There are mothers at the UN working to influence proposed policy that diminishes families and motherhood. This is my statement to those UN policy makers – let them hear from the mothers they seek to replace.
A societal movement to diminish motherhood has been in the propaganda mills of elite central planners for generations. This is spelled out in new policy being considered at the UN, and calls for “measures to recognize, reduce and redistribute women’s [and girls’] disproportionate [burden] of unpaid care of care and domestic work…”
Apparently, the propaganda has culminated to this bold moment of honesty, or, the central planners have decided they can wait no longer to win you over with spin. Bottom line: the State wants your children. For over a century, the most forward thinking elitists have prepared for victory on this point: a well-ordered State can raise a child to serve the State better than its parents can.
The State is right. If the end of raising a child is to see it serve the collective well, then the incubator of cradle to career oversight is perfect. Devoid of any real nurturing, the State can raise serfs to its service much more efficiently when love, nurturing, and family loyalty are removed.
But, if the world still wants thinkers, innovators, and people with a sense of humanity, they still need homes with mothers and fathers. Children still need to see adult human beings – appropriately sacrificing for them – to know that this is the surest way to have a life of purpose and joy.

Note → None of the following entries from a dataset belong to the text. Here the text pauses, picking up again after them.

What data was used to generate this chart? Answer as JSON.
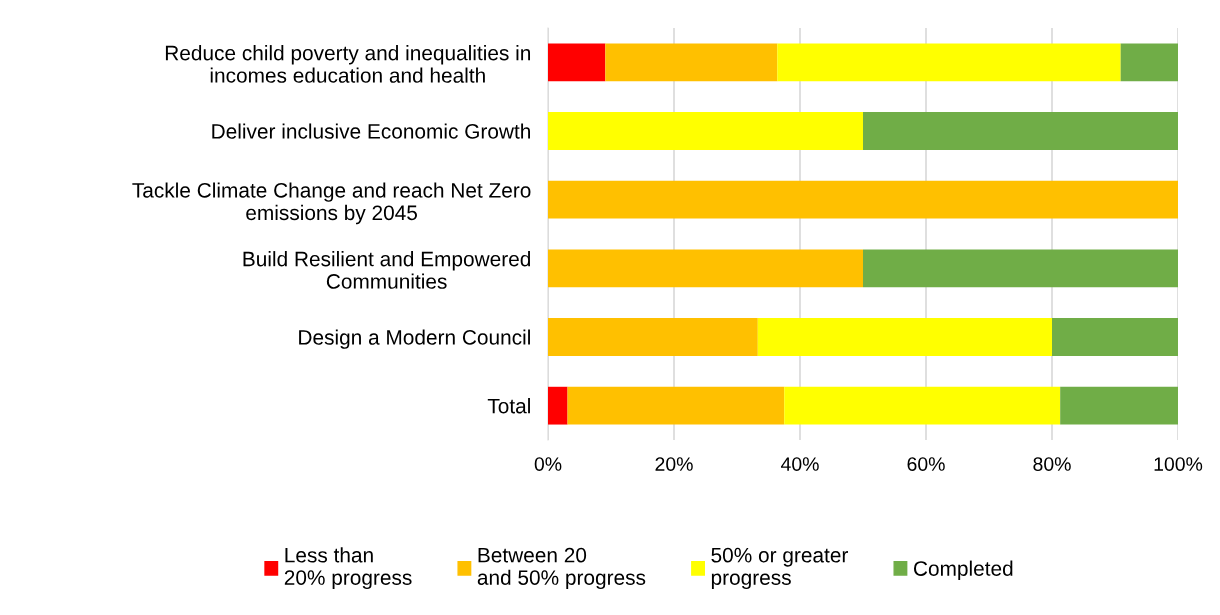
{
  "chart_data": {
    "type": "bar",
    "orientation": "horizontal",
    "stacked": true,
    "categories": [
      "Reduce child poverty and inequalities in\nincomes education and health",
      "Deliver inclusive Economic Growth",
      "Tackle Climate Change and reach Net Zero\nemissions by 2045",
      "Build Resilient and Empowered\nCommunities",
      "Design a Modern Council",
      "Total"
    ],
    "series": [
      {
        "name": "Less than\n20% progress",
        "color": "#ff0000",
        "values": [
          9.1,
          0,
          0,
          0,
          0,
          3.1
        ]
      },
      {
        "name": "Between 20\nand 50% progress",
        "color": "#ffc000",
        "values": [
          27.3,
          0,
          100,
          50,
          33.3,
          34.4
        ]
      },
      {
        "name": "50% or greater\nprogress",
        "color": "#ffff00",
        "values": [
          54.5,
          50,
          0,
          0,
          46.7,
          43.8
        ]
      },
      {
        "name": "Completed",
        "color": "#70ad47",
        "values": [
          9.1,
          50,
          0,
          50,
          20,
          18.7
        ]
      }
    ],
    "xlim": [
      0,
      100
    ],
    "xticks": [
      {
        "value": 0,
        "label": "0%"
      },
      {
        "value": 20,
        "label": "20%"
      },
      {
        "value": 40,
        "label": "40%"
      },
      {
        "value": 60,
        "label": "60%"
      },
      {
        "value": 80,
        "label": "80%"
      },
      {
        "value": 100,
        "label": "100%"
      }
    ],
    "grid": "x",
    "legend": "bottom"
  }
}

The elitists have made a fatal mistake: they say “burden” like it’s a bad thing. C.S. Lewis once said that homemaking was the ultimate career that made all other careers possible. Policy crafters and influencers forget something as they deride and dismiss motherhood and family life: once upon a time, someone took on the burden of raising…them.

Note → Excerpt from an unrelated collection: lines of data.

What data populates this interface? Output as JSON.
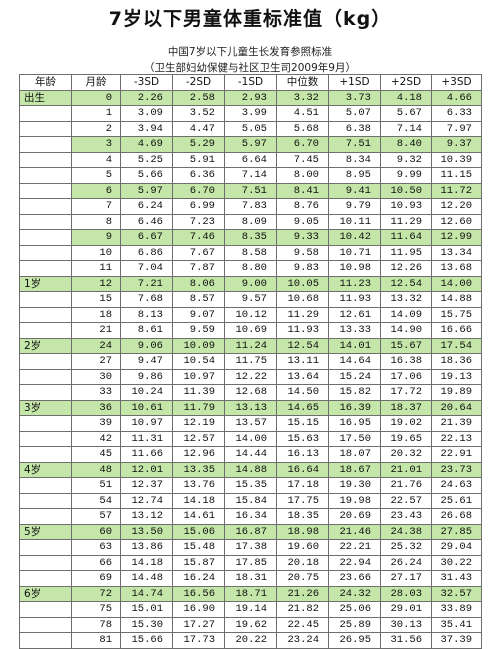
{
  "title": "7岁以下男童体重标准值（kg）",
  "subtitle": "中国7岁以下儿童生长发育参照标准",
  "source": "（卫生部妇幼保健与社区卫生司2009年9月）",
  "headers": [
    "年龄",
    "月龄",
    "-3SD",
    "-2SD",
    "-1SD",
    "中位数",
    "+1SD",
    "+2SD",
    "+3SD"
  ],
  "rows": [
    {
      "age": "出生",
      "month": "0",
      "values": [
        "2.26",
        "2.58",
        "2.93",
        "3.32",
        "3.73",
        "4.18",
        "4.66"
      ],
      "green": true
    },
    {
      "age": "",
      "month": "1",
      "values": [
        "3.09",
        "3.52",
        "3.99",
        "4.51",
        "5.07",
        "5.67",
        "6.33"
      ],
      "green": false
    },
    {
      "age": "",
      "month": "2",
      "values": [
        "3.94",
        "4.47",
        "5.05",
        "5.68",
        "6.38",
        "7.14",
        "7.97"
      ],
      "green": false
    },
    {
      "age": "",
      "month": "3",
      "values": [
        "4.69",
        "5.29",
        "5.97",
        "6.70",
        "7.51",
        "8.40",
        "9.37"
      ],
      "green": true
    },
    {
      "age": "",
      "month": "4",
      "values": [
        "5.25",
        "5.91",
        "6.64",
        "7.45",
        "8.34",
        "9.32",
        "10.39"
      ],
      "green": false
    },
    {
      "age": "",
      "month": "5",
      "values": [
        "5.66",
        "6.36",
        "7.14",
        "8.00",
        "8.95",
        "9.99",
        "11.15"
      ],
      "green": false
    },
    {
      "age": "",
      "month": "6",
      "values": [
        "5.97",
        "6.70",
        "7.51",
        "8.41",
        "9.41",
        "10.50",
        "11.72"
      ],
      "green": true
    },
    {
      "age": "",
      "month": "7",
      "values": [
        "6.24",
        "6.99",
        "7.83",
        "8.76",
        "9.79",
        "10.93",
        "12.20"
      ],
      "green": false
    },
    {
      "age": "",
      "month": "8",
      "values": [
        "6.46",
        "7.23",
        "8.09",
        "9.05",
        "10.11",
        "11.29",
        "12.60"
      ],
      "green": false
    },
    {
      "age": "",
      "month": "9",
      "values": [
        "6.67",
        "7.46",
        "8.35",
        "9.33",
        "10.42",
        "11.64",
        "12.99"
      ],
      "green": true
    },
    {
      "age": "",
      "month": "10",
      "values": [
        "6.86",
        "7.67",
        "8.58",
        "9.58",
        "10.71",
        "11.95",
        "13.34"
      ],
      "green": false
    },
    {
      "age": "",
      "month": "11",
      "values": [
        "7.04",
        "7.87",
        "8.80",
        "9.83",
        "10.98",
        "12.26",
        "13.68"
      ],
      "green": false
    },
    {
      "age": "1岁",
      "month": "12",
      "values": [
        "7.21",
        "8.06",
        "9.00",
        "10.05",
        "11.23",
        "12.54",
        "14.00"
      ],
      "green": true
    },
    {
      "age": "",
      "month": "15",
      "values": [
        "7.68",
        "8.57",
        "9.57",
        "10.68",
        "11.93",
        "13.32",
        "14.88"
      ],
      "green": false
    },
    {
      "age": "",
      "month": "18",
      "values": [
        "8.13",
        "9.07",
        "10.12",
        "11.29",
        "12.61",
        "14.09",
        "15.75"
      ],
      "green": false
    },
    {
      "age": "",
      "month": "21",
      "values": [
        "8.61",
        "9.59",
        "10.69",
        "11.93",
        "13.33",
        "14.90",
        "16.66"
      ],
      "green": false
    },
    {
      "age": "2岁",
      "month": "24",
      "values": [
        "9.06",
        "10.09",
        "11.24",
        "12.54",
        "14.01",
        "15.67",
        "17.54"
      ],
      "green": true
    },
    {
      "age": "",
      "month": "27",
      "values": [
        "9.47",
        "10.54",
        "11.75",
        "13.11",
        "14.64",
        "16.38",
        "18.36"
      ],
      "green": false
    },
    {
      "age": "",
      "month": "30",
      "values": [
        "9.86",
        "10.97",
        "12.22",
        "13.64",
        "15.24",
        "17.06",
        "19.13"
      ],
      "green": false
    },
    {
      "age": "",
      "month": "33",
      "values": [
        "10.24",
        "11.39",
        "12.68",
        "14.50",
        "15.82",
        "17.72",
        "19.89"
      ],
      "green": false
    },
    {
      "age": "3岁",
      "month": "36",
      "values": [
        "10.61",
        "11.79",
        "13.13",
        "14.65",
        "16.39",
        "18.37",
        "20.64"
      ],
      "green": true
    },
    {
      "age": "",
      "month": "39",
      "values": [
        "10.97",
        "12.19",
        "13.57",
        "15.15",
        "16.95",
        "19.02",
        "21.39"
      ],
      "green": false
    },
    {
      "age": "",
      "month": "42",
      "values": [
        "11.31",
        "12.57",
        "14.00",
        "15.63",
        "17.50",
        "19.65",
        "22.13"
      ],
      "green": false
    },
    {
      "age": "",
      "month": "45",
      "values": [
        "11.66",
        "12.96",
        "14.44",
        "16.13",
        "18.07",
        "20.32",
        "22.91"
      ],
      "green": false
    },
    {
      "age": "4岁",
      "month": "48",
      "values": [
        "12.01",
        "13.35",
        "14.88",
        "16.64",
        "18.67",
        "21.01",
        "23.73"
      ],
      "green": true
    },
    {
      "age": "",
      "month": "51",
      "values": [
        "12.37",
        "13.76",
        "15.35",
        "17.18",
        "19.30",
        "21.76",
        "24.63"
      ],
      "green": false
    },
    {
      "age": "",
      "month": "54",
      "values": [
        "12.74",
        "14.18",
        "15.84",
        "17.75",
        "19.98",
        "22.57",
        "25.61"
      ],
      "green": false
    },
    {
      "age": "",
      "month": "57",
      "values": [
        "13.12",
        "14.61",
        "16.34",
        "18.35",
        "20.69",
        "23.43",
        "26.68"
      ],
      "green": false
    },
    {
      "age": "5岁",
      "month": "60",
      "values": [
        "13.50",
        "15.06",
        "16.87",
        "18.98",
        "21.46",
        "24.38",
        "27.85"
      ],
      "green": true
    },
    {
      "age": "",
      "month": "63",
      "values": [
        "13.86",
        "15.48",
        "17.38",
        "19.60",
        "22.21",
        "25.32",
        "29.04"
      ],
      "green": false
    },
    {
      "age": "",
      "month": "66",
      "values": [
        "14.18",
        "15.87",
        "17.85",
        "20.18",
        "22.94",
        "26.24",
        "30.22"
      ],
      "green": false
    },
    {
      "age": "",
      "month": "69",
      "values": [
        "14.48",
        "16.24",
        "18.31",
        "20.75",
        "23.66",
        "27.17",
        "31.43"
      ],
      "green": false
    },
    {
      "age": "6岁",
      "month": "72",
      "values": [
        "14.74",
        "16.56",
        "18.71",
        "21.26",
        "24.32",
        "28.03",
        "32.57"
      ],
      "green": true
    },
    {
      "age": "",
      "month": "75",
      "values": [
        "15.01",
        "16.90",
        "19.14",
        "21.82",
        "25.06",
        "29.01",
        "33.89"
      ],
      "green": false
    },
    {
      "age": "",
      "month": "78",
      "values": [
        "15.30",
        "17.27",
        "19.62",
        "22.45",
        "25.89",
        "30.13",
        "35.41"
      ],
      "green": false
    },
    {
      "age": "",
      "month": "81",
      "values": [
        "15.66",
        "17.73",
        "20.22",
        "23.24",
        "26.95",
        "31.56",
        "37.39"
      ],
      "green": false
    }
  ]
}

Burden indeed. What a glorious burden to be given: the charge of shaping the heart and mind of another human being – one that exists because you loved another human being.
It’s a glorious burden to lose your figure, your sleep, your mind – so you can bring another human being into the world, sit up with her when she has croup, help him get his science fair project finished, and teach him to ride a bicycle. It’s a glorious burden to lose all dignity as you leave your house in sweats that have spit up on them because you’re out of milk, and wear last year’s dress to a piano recital – your stomach in complete knots as if you were the one performing. It’s a glorious burden to read a seventh bed-time story to your children, the words slurring into near-drunken incoherence, as you are the only one who gets sleepy in this night-time ritual nearly as sacred as the family prayer.
It’s a glorious burden to be given a necklace made of macaroni, a sloppy kiss that smears spaghetti sauce on your cheek, and a tiny wad of a love note that says, “I love you, Mom – you are the BIST!” It’s a glorious burden to wander, sleepless, through a darkened house, stopping at the beds of each of your sleeping children, pouring out wept prayers of gratitude and pleading that God will watch over them when you can’t.
Here is what the elitists don’t know, or have forgotten, so far removed from such realities as humanity can be: the very thing that makes motherhood glorious is the fact that it is a burden – a back-breaking, mind-wracking, heart-stretching, soul-forging burden. It’s a glorious burden because it turns us into better, higher human beings for having taken it on.
Every human on this planet started life with a mother and a father. Not everyone takes to parenthood, and tragically, there are still too many children who don’t have the love and sanctifying sacrifice of present parents. But through the millennia, there is no alternative way of raising children that can hold a candle to it. To buy the lie that this is a burden that should be “recognized, reduced, and redistributed” is absurd and dangerous. The glorious burden of motherhood is most definitely to be recognized – as the highest thing a woman can choose to do with her life. Motherhood should be recognized, but it should be reverenced – and protected – for the endangered species that the central planners are trying to make of it.
In spite of the spin, this is the cold hard reality: in spite of the imperfect execution, there are still more parents, around the globe, that freely choose to take on parenting, because it is a glorious burden worth shouldering. Civilization depends on it.